One of the key openings McGovern created for himself was to construct new delegate-selection rules so they emphasized party caucuses, giving them a bit of primacy over party primaries and total primacy over state party conventions. Conventions were all but abandoned that year because the hyper-inclusive, quota-driven rules issued by the commission for delegate selection became so byzantine and impossible to follow that state party leaders threw up their hands and by default created primaries and caucuses, even in states that had never had them before, and allowed them to directly select delegates. That had rarely ever been done before. Up to that point, delegates were almost always selected through conventions.
‘Gathering of Neighbors’
As to Iowa: McGovern rightly figured he could do better in a “gathering of neighbors” (read: the hyper-partisan party members who bother to attend caucuses) than in a gathering of party elders at state conventions. And in Iowa, he did just that. He finished third there in 1972. That may not seem like much, but it demonstrated that McGovern could perform as a “viable” candidate against established party elder Ed Muskie—somewhat in the way that Rubio’s third-place showing last night allowed him to give a victory speech. (“Uncommitted,” incidentally, actually won the Iowa caucus that year, leading the media to characterize Muskie’s performance against McGovern as an outright loss.)

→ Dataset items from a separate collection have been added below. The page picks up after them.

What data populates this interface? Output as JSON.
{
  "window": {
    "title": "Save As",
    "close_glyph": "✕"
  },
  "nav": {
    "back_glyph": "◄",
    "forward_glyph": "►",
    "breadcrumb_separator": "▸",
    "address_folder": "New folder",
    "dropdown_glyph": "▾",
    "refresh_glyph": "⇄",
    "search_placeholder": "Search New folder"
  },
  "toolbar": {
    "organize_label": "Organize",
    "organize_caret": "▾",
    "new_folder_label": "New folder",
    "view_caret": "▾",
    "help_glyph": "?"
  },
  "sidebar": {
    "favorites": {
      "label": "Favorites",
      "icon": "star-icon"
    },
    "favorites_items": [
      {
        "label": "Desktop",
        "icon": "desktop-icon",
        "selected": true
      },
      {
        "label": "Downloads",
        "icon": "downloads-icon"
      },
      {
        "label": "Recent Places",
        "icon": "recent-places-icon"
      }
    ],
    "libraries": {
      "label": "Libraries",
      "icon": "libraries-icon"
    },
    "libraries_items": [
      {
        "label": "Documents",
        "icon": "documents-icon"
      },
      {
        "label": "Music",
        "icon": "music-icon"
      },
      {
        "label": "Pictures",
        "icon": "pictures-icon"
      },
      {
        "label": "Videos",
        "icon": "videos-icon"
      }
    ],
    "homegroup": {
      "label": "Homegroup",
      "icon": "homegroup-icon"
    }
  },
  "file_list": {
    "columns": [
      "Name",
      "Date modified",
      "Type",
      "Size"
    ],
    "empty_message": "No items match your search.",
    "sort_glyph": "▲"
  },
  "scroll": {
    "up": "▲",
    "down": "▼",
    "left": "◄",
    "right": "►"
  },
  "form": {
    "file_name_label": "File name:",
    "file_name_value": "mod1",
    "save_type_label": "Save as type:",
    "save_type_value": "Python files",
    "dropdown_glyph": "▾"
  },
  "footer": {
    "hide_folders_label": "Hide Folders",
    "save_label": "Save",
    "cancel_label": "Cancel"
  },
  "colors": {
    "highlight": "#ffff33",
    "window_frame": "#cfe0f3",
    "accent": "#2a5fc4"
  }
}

The reason Iowa goes first is not directly because of McGovern, though he may well have had an influence. It is yet another fluke remnant of that disastrous 1972 Democratic presidential contest. In the late 1960s, Iowa’s political leaders decreed that there had to be a 30-day gap between the caucuses that selected delegates to sit in the state party convention (where in those days the presidential delegates were formally selected), and the convention itself. They wanted time after the caucuses to print up fliers, issue communiques and what not.
However, because the Democratic presidential convention that year was scheduled for May 20—I do not know if McGovern, as commission chair, had a hand in scheduling that date—the Iowa state Democratic party was thus forced to schedule its caucuses on Jan. 24. That put them ahead of the New Hampshire primary, which had always held the pole position back in the days when primaries were just dog-and-pony shows meant to give party elders a gauge on voter sentiment before deciding how their delegate blocs would vote at the national convention.
Because of that single scheduling fluke in 1972, today we continue to live with Iowa as the first state out of the gate. And because George McGovern and, even more palpably, Jimmy Carter four years later were able to use Iowa to jumpstart their unlikely candidacies, Iowa has since at least 1976 had an outsized influence on the selection of Democratic presidential candidates—demographic/cultural representation be damned.
(Google “The McGovern-Fraser Commission” for details on this episode, which I wrote in possibly my favorite-ever magazine piece for “Minnesota Law and Politics” a decade ago. It is detailed in a great book, “The Quiet Revolution,” by Byron E. Shafer, if you ever want to hunt that down. The “Fraser” reference, by the way, is Minneapolis’ former U.S. Rep. Don Fraser, who took over the chairmanship when McGovern stepped down to campaign in late 1971.)